University of WashingtonIntroducing more efficientLarge ModelA tuning method called "proxy tuning" is used to guide the predictions of the base model by comparing the predictions of a small tuned model with the predictions of an untuned model, thereby tuning the model without touching the model's internal weights.
With the development of generative AI products such as ChatGPT, the parameters of the basic model continue to increase, so weight tuning requires a lot of time and computing power. To improve the tuning efficiency, this method can better retain the training knowledge during decoding while retaining the advantages of larger-scale pre-training. The researchers fine-tuned the 13B and 70B original models of LlAMA-2, and the results showed that the performance of the proxy tuning was higher than that of the directly tuned model.
Paper address: https://arxiv.org/pdf/2401.08565.pdf
This method requires preparing a small pre-trained language model M-, which shares the same vocabulary with the base model M, and then uses the training data to tune M- to obtain the tuned model M+.

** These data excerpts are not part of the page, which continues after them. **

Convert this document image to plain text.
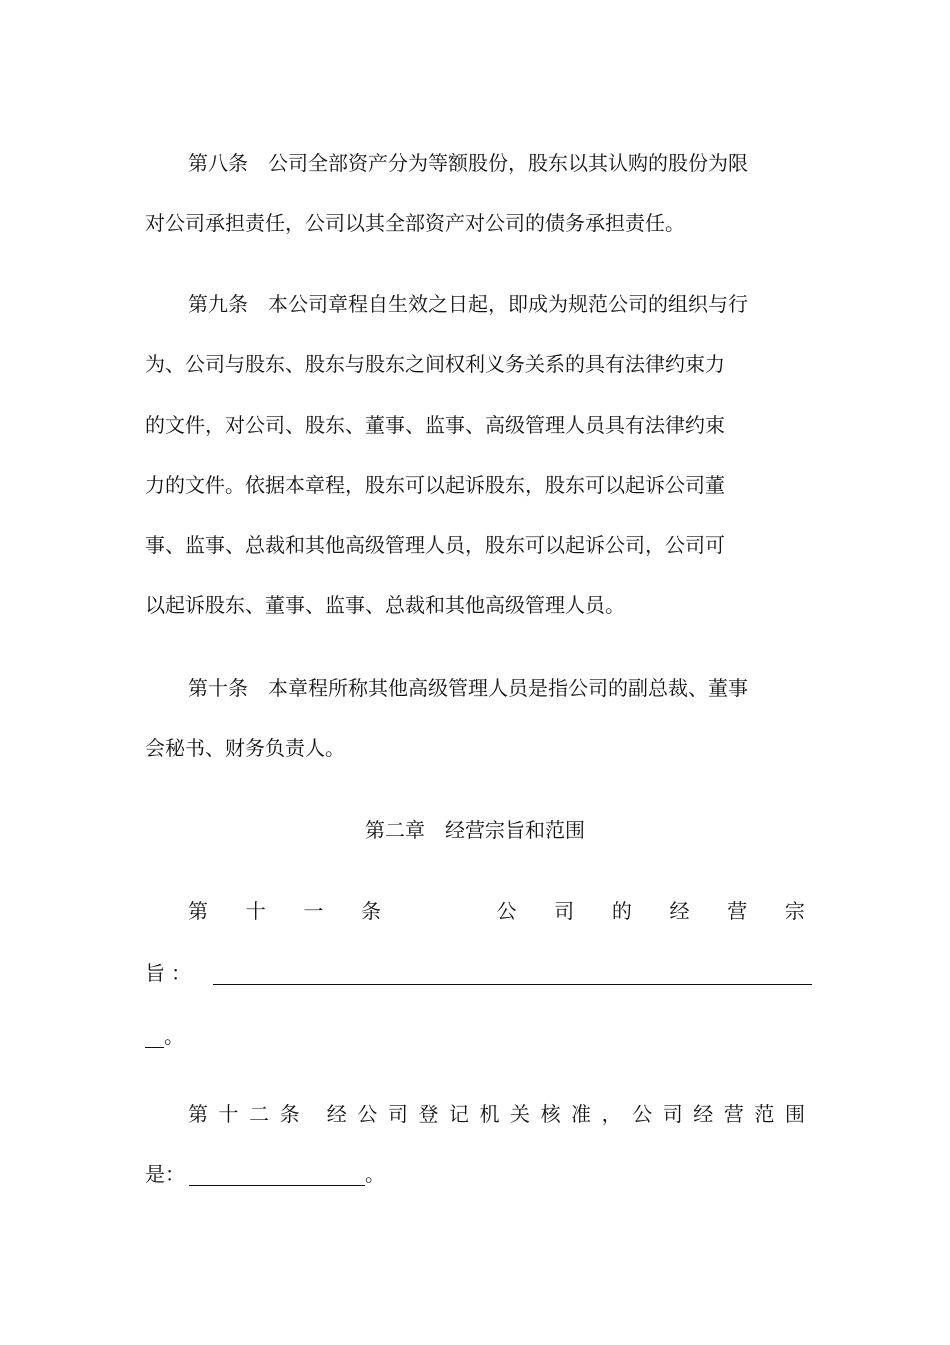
第八条 公司全部资产分为等额股份，股东以其认购的股份为限
对公司承担责任，公司以其全部资产对公司的债务承担责任。
第九条 本公司章程自生效之日起，即成为规范公司的组织与行
为、公司与股东、股东与股东之间权利义务关系的具有法律约束力
的文件，对公司、股东、董事、监事、高级管理人员具有法律约束
力的文件。依据本章程，股东可以起诉股东，股东可以起诉公司董
事、监事、总裁和其他高级管理人员，股东可以起诉公司，公司可
以起诉股东、董事、监事、总裁和其他高级管理人员。
第十条 本章程所称其他高级管理人员是指公司的副总裁、董事
会秘书、财务负责人。
第二章　经营宗旨和范围
第 十 一 条	公 司 的 经 营 宗
旨：
。
第 十 二 条 经 公 司 登 记 机 关 核 准 ， 公 司 经 营 范 围
是：	。
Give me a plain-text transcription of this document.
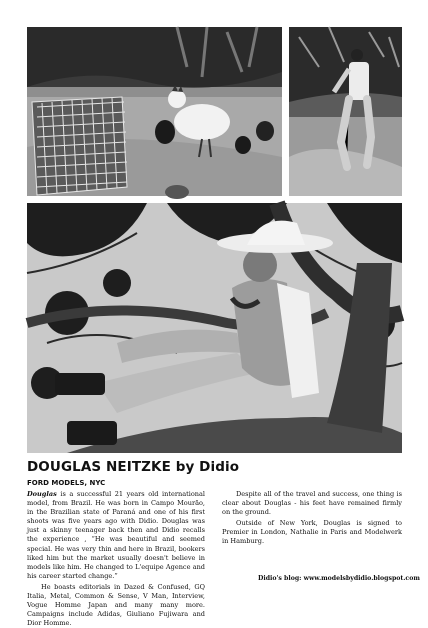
DOUGLAS NEITZKE by Didio
FORD MODELS, NYC

Douglas is a successful 21 years old international model, from Brazil. He was born in Campo Mourão, in the Brazilian state of Paraná and one of his first shoots was five years ago with Didio. Douglas was just a skinny teenager back then and Didio recalls the experience , “He was beautiful and seemed special. He was very thin and here in Brazil, bookers liked him but the market usually doesn't believe in models like him. He changed to L'equipe Agence and his career started change.”

He boasts editorials in Dazed & Confused, GQ Italia, Metal, Common & Sense, V Man, Interview, Vogue Homme Japan and many many more. Campaigns include Adidas, Giuliano Fujiwara and Dior Homme.

Despite all of the travel and success, one thing is clear about Douglas - his feet have remained firmly on the ground.

Outside of New York, Douglas is signed to Premier in London, Nathalie in Paris and Modelwerk in Hamburg.

Didio's blog: www.modelsbydidio.blogspot.com
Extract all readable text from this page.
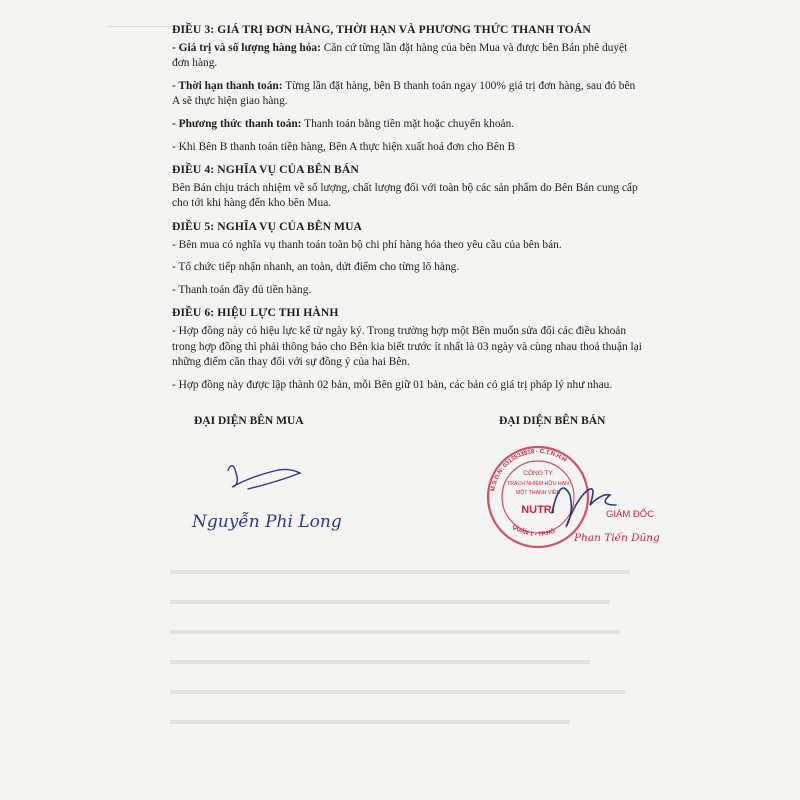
ĐIỀU 3: GIÁ TRỊ ĐƠN HÀNG, THỜI HẠN VÀ PHƯƠNG THỨC THANH TOÁN

- Giá trị và số lượng hàng hóa: Căn cứ từng lần đặt hàng của bên Mua và được bên Bán phê duyệt đơn hàng.

- Thời hạn thanh toán: Từng lần đặt hàng, bên B thanh toán ngay 100% giá trị đơn hàng, sau đó bên A sẽ thực hiện giao hàng.

- Phương thức thanh toán: Thanh toán bằng tiền mặt hoặc chuyển khoản.

- Khi Bên B thanh toán tiền hàng, Bên A thực hiện xuất hoá đơn cho Bên B

ĐIỀU 4: NGHĨA VỤ CỦA BÊN BÁN

Bên Bán chịu trách nhiệm về số lượng, chất lượng đối với toàn bộ các sản phẩm do Bên Bán cung cấp cho tới khi hàng đến kho bên Mua.

ĐIỀU 5: NGHĨA VỤ CỦA BÊN MUA

- Bên mua có nghĩa vụ thanh toán toàn bộ chi phí hàng hóa theo yêu cầu của bên bán.

- Tổ chức tiếp nhận nhanh, an toàn, dứt điểm cho từng lô hàng.

- Thanh toán đầy đủ tiền hàng.

ĐIỀU 6: HIỆU LỰC THI HÀNH

- Hợp đồng này có hiệu lực kể từ ngày ký. Trong trường hợp một Bên muốn sửa đổi các điều khoản trong hợp đồng thì phải thông báo cho Bên kia biết trước ít nhất là 03 ngày và cùng nhau thoả thuận lại những điểm cần thay đổi với sự đồng ý của hai Bên.

- Hợp đồng này được lập thành 02 bản, mỗi Bên giữ 01 bản, các bản có giá trị pháp lý như nhau.

ĐẠI DIỆN BÊN MUA	ĐẠI DIỆN BÊN BÁN
Nguyễn Phi Long
M.S.D.N: 0313533818 - C.T.N.H.H
QUẬN 1 - TP.HỒ
CÔNG TY
TRÁCH NHIỆM HỮU HẠN
MỘT THÀNH VIÊN
NUTRI	GIÁM ĐỐC
Phan Tiến Dũng
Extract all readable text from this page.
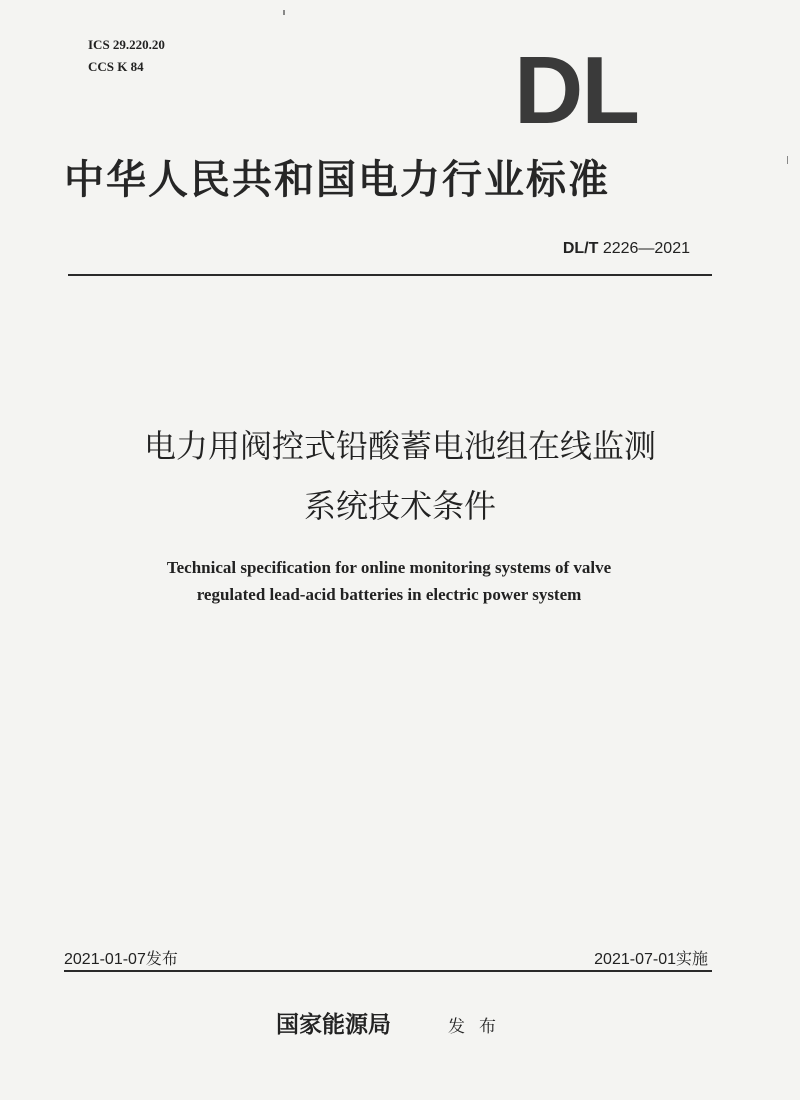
ICS 29.220.20
CCS K 84	DL
中华人民共和国电力行业标准
DL/T 2226—2021
电力用阀控式铅酸蓄电池组在线监测
系统技术条件
Technical specification for online monitoring systems of valve
regulated lead-acid batteries in electric power system
2021-01-07发布	2021-07-01实施
国家能源局	发布
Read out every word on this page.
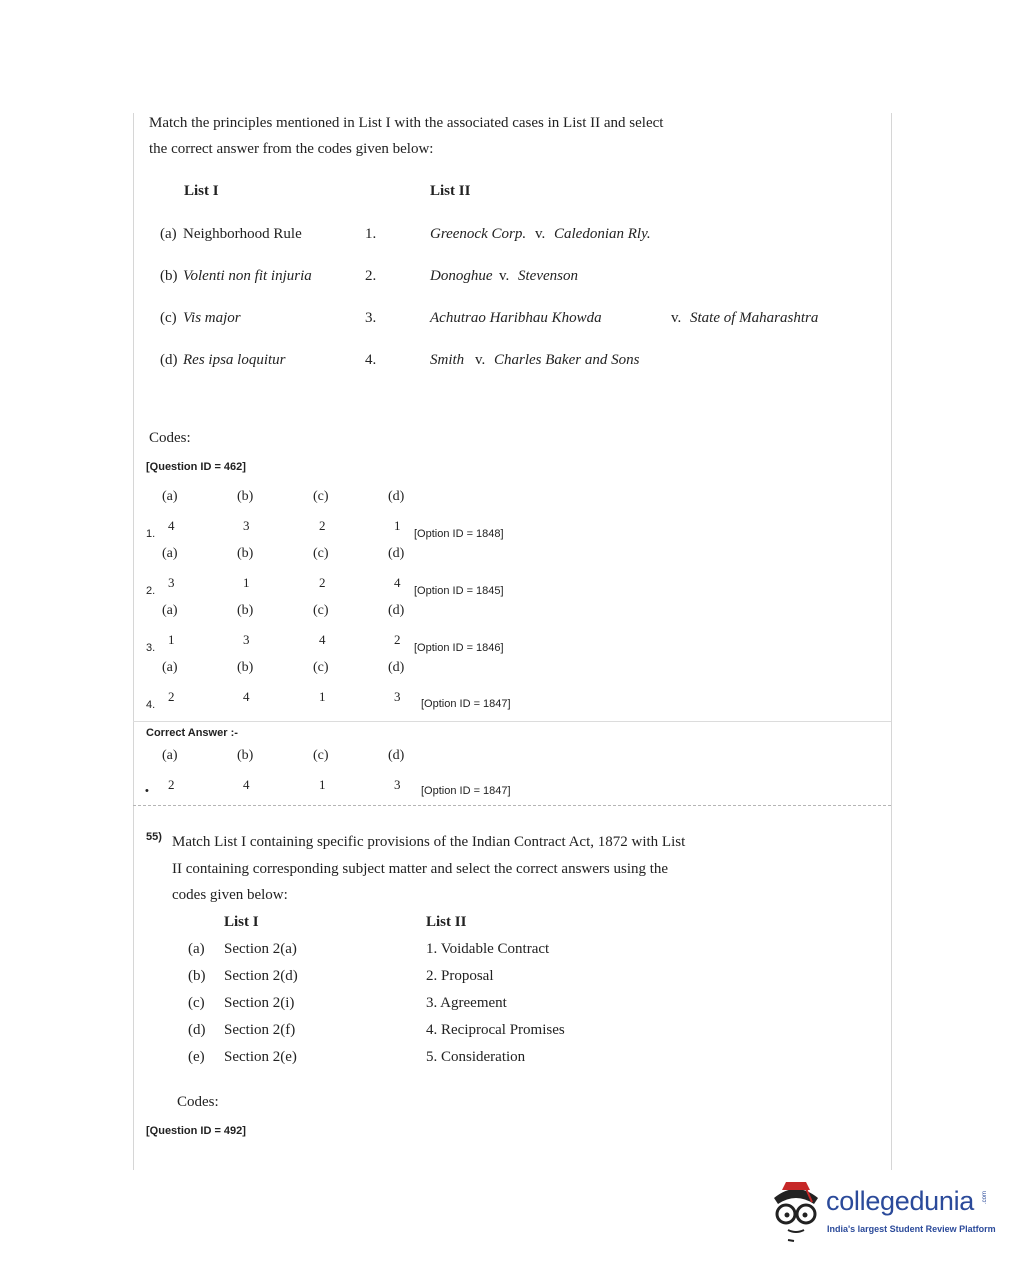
Match the principles mentioned in List I with the associated cases in List II and select
the correct answer from the codes given below:
List I	List II
(a) Neighborhood Rule	1.	Greenock Corp. v. Caledonian Rly.
(b) Volenti non fit injuria	2.	Donoghue v. Stevenson
(c) Vis major	3.	Achutrao Haribhau Khowda	v. State of Maharashtra
(d) Res ipsa loquitur	4.	Smith v. Charles Baker and Sons
Codes:
[Question ID = 462]
(a)	(b)	(c)	(d)
4	3	2	1
1.	[Option ID = 1848]
(a)	(b)	(c)	(d)
3	1	2	4
2.	[Option ID = 1845]
(a)	(b)	(c)	(d)
1	3	4	2
3.	[Option ID = 1846]
(a)	(b)	(c)	(d)
2	4	1	3
4.	[Option ID = 1847]
Correct Answer :-
(a)	(b)	(c)	(d)
2	4	1	3
•	[Option ID = 1847]
55) Match List I containing specific provisions of the Indian Contract Act, 1872 with List
II containing corresponding subject matter and select the correct answers using the
codes given below:
List I	List II
(a) Section 2(a)	1. Voidable Contract
(b) Section 2(d)	2. Proposal
(c) Section 2(i)	3. Agreement
(d) Section 2(f)	4. Reciprocal Promises
(e) Section 2(e)	5. Consideration
Codes:
[Question ID = 492]
collegedunia .com
India's largest Student Review Platform
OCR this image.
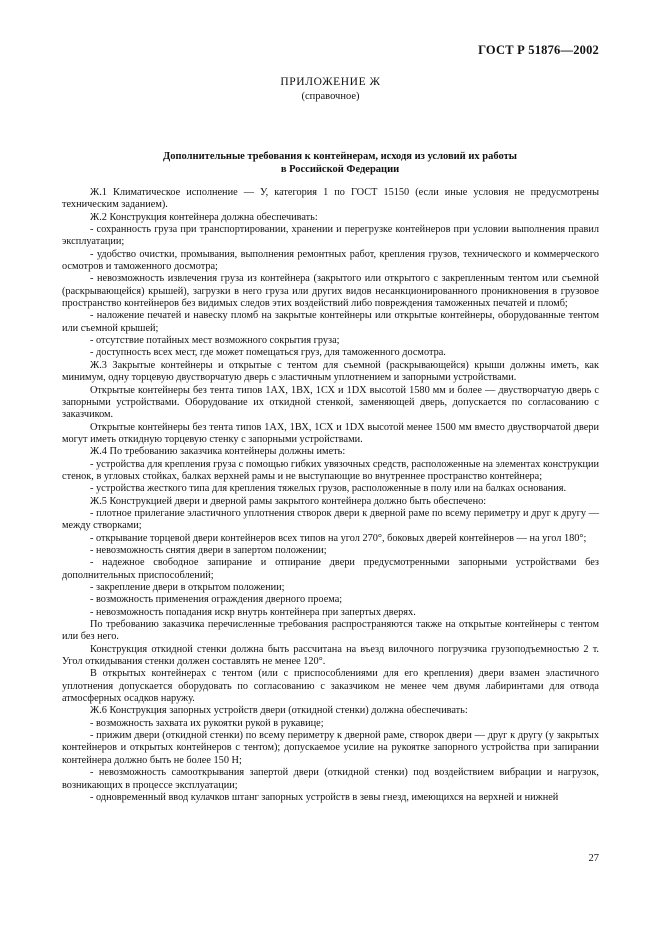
ГОСТ Р 51876—2002
ПРИЛОЖЕНИЕ Ж
(справочное)
Дополнительные требования к контейнерам, исходя из условий их работы
в Российской Федерации

Ж.1 Климатическое исполнение — У, категория 1 по ГОСТ 15150 (если иные условия не предусмотрены техническим заданием).

Ж.2 Конструкция контейнера должна обеспечивать:

- сохранность груза при транспортировании, хранении и перегрузке контейнеров при условии выполнения правил эксплуатации;

- удобство очистки, промывания, выполнения ремонтных работ, крепления грузов, технического и коммерческого осмотров и таможенного досмотра;

- невозможность извлечения груза из контейнера (закрытого или открытого с закрепленным тентом или съемной (раскрывающейся) крышей), загрузки в него груза или других видов несанкционированного проникновения в грузовое пространство контейнеров без видимых следов этих воздействий либо повреждения таможенных печатей и пломб;

- наложение печатей и навеску пломб на закрытые контейнеры или открытые контейнеры, оборудованные тентом или съемной крышей;

- отсутствие потайных мест возможного сокрытия груза;

- доступность всех мест, где может помещаться груз, для таможенного досмотра.

Ж.3 Закрытые контейнеры и открытые с тентом для съемной (раскрывающейся) крыши должны иметь, как минимум, одну торцевую двустворчатую дверь с эластичным уплотнением и запорными устройствами.

Открытые контейнеры без тента типов 1АХ, 1ВХ, 1СХ и 1DX высотой 1580 мм и более — двустворчатую дверь с запорными устройствами. Оборудование их откидной стенкой, заменяющей дверь, допускается по согласованию с заказчиком.

Открытые контейнеры без тента типов 1АХ, 1ВХ, 1СХ и 1DX высотой менее 1500 мм вместо двустворчатой двери могут иметь откидную торцевую стенку с запорными устройствами.

Ж.4 По требованию заказчика контейнеры должны иметь:

- устройства для крепления груза с помощью гибких увязочных средств, расположенные на элементах конструкции стенок, в угловых стойках, балках верхней рамы и не выступающие во внутреннее пространство контейнера;

- устройства жесткого типа для крепления тяжелых грузов, расположенные в полу или на балках основания.

Ж.5 Конструкцией двери и дверной рамы закрытого контейнера должно быть обеспечено:

- плотное прилегание эластичного уплотнения створок двери к дверной раме по всему периметру и друг к другу — между створками;

- открывание торцевой двери контейнеров всех типов на угол 270°, боковых дверей контейнеров — на угол 180°;

- невозможность снятия двери в запертом положении;

- надежное свободное запирание и отпирание двери предусмотренными запорными устройствами без дополнительных приспособлений;

- закрепление двери в открытом положении;

- возможность применения ограждения дверного проема;

- невозможность попадания искр внутрь контейнера при запертых дверях.

По требованию заказчика перечисленные требования распространяются также на открытые контейнеры с тентом или без него.

Конструкция откидной стенки должна быть рассчитана на въезд вилочного погрузчика грузоподъемностью 2 т. Угол откидывания стенки должен составлять не менее 120°.

В открытых контейнерах с тентом (или с приспособлениями для его крепления) двери взамен эластичного уплотнения допускается оборудовать по согласованию с заказчиком не менее чем двумя лабиринтами для отвода атмосферных осадков наружу.

Ж.6 Конструкция запорных устройств двери (откидной стенки) должна обеспечивать:

- возможность захвата их рукоятки рукой в рукавице;

- прижим двери (откидной стенки) по всему периметру к дверной раме, створок двери — друг к другу (у закрытых контейнеров и открытых контейнеров с тентом); допускаемое усилие на рукоятке запорного устройства при запирании контейнера должно быть не более 150 Н;

- невозможность самооткрывания запертой двери (откидной стенки) под воздействием вибрации и нагрузок, возникающих в процессе эксплуатации;

- одновременный ввод кулачков штанг запорных устройств в зевы гнезд, имеющихся на верхней и нижней

27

During decoding, the prediction of the base model is guided by comparing the difference between the output prediction distribution of the base model M and the output prediction distribution of the tuning model M+. Finally, the prediction difference is applied to the prediction result of the base model to guide the prediction of the base model to move towards the prediction direction of the tuning model. This method is exactly the opposite of the "distillation" technology in large models and is an innovative tuning method.
The introduction of the proxy tuning method provides a more efficient solution for tuning large models, and can also better retain training knowledge during decoding, making the model perform better. The introduction of this method will bring new insights to the development of the AI field and is worthy of further in-depth research and application.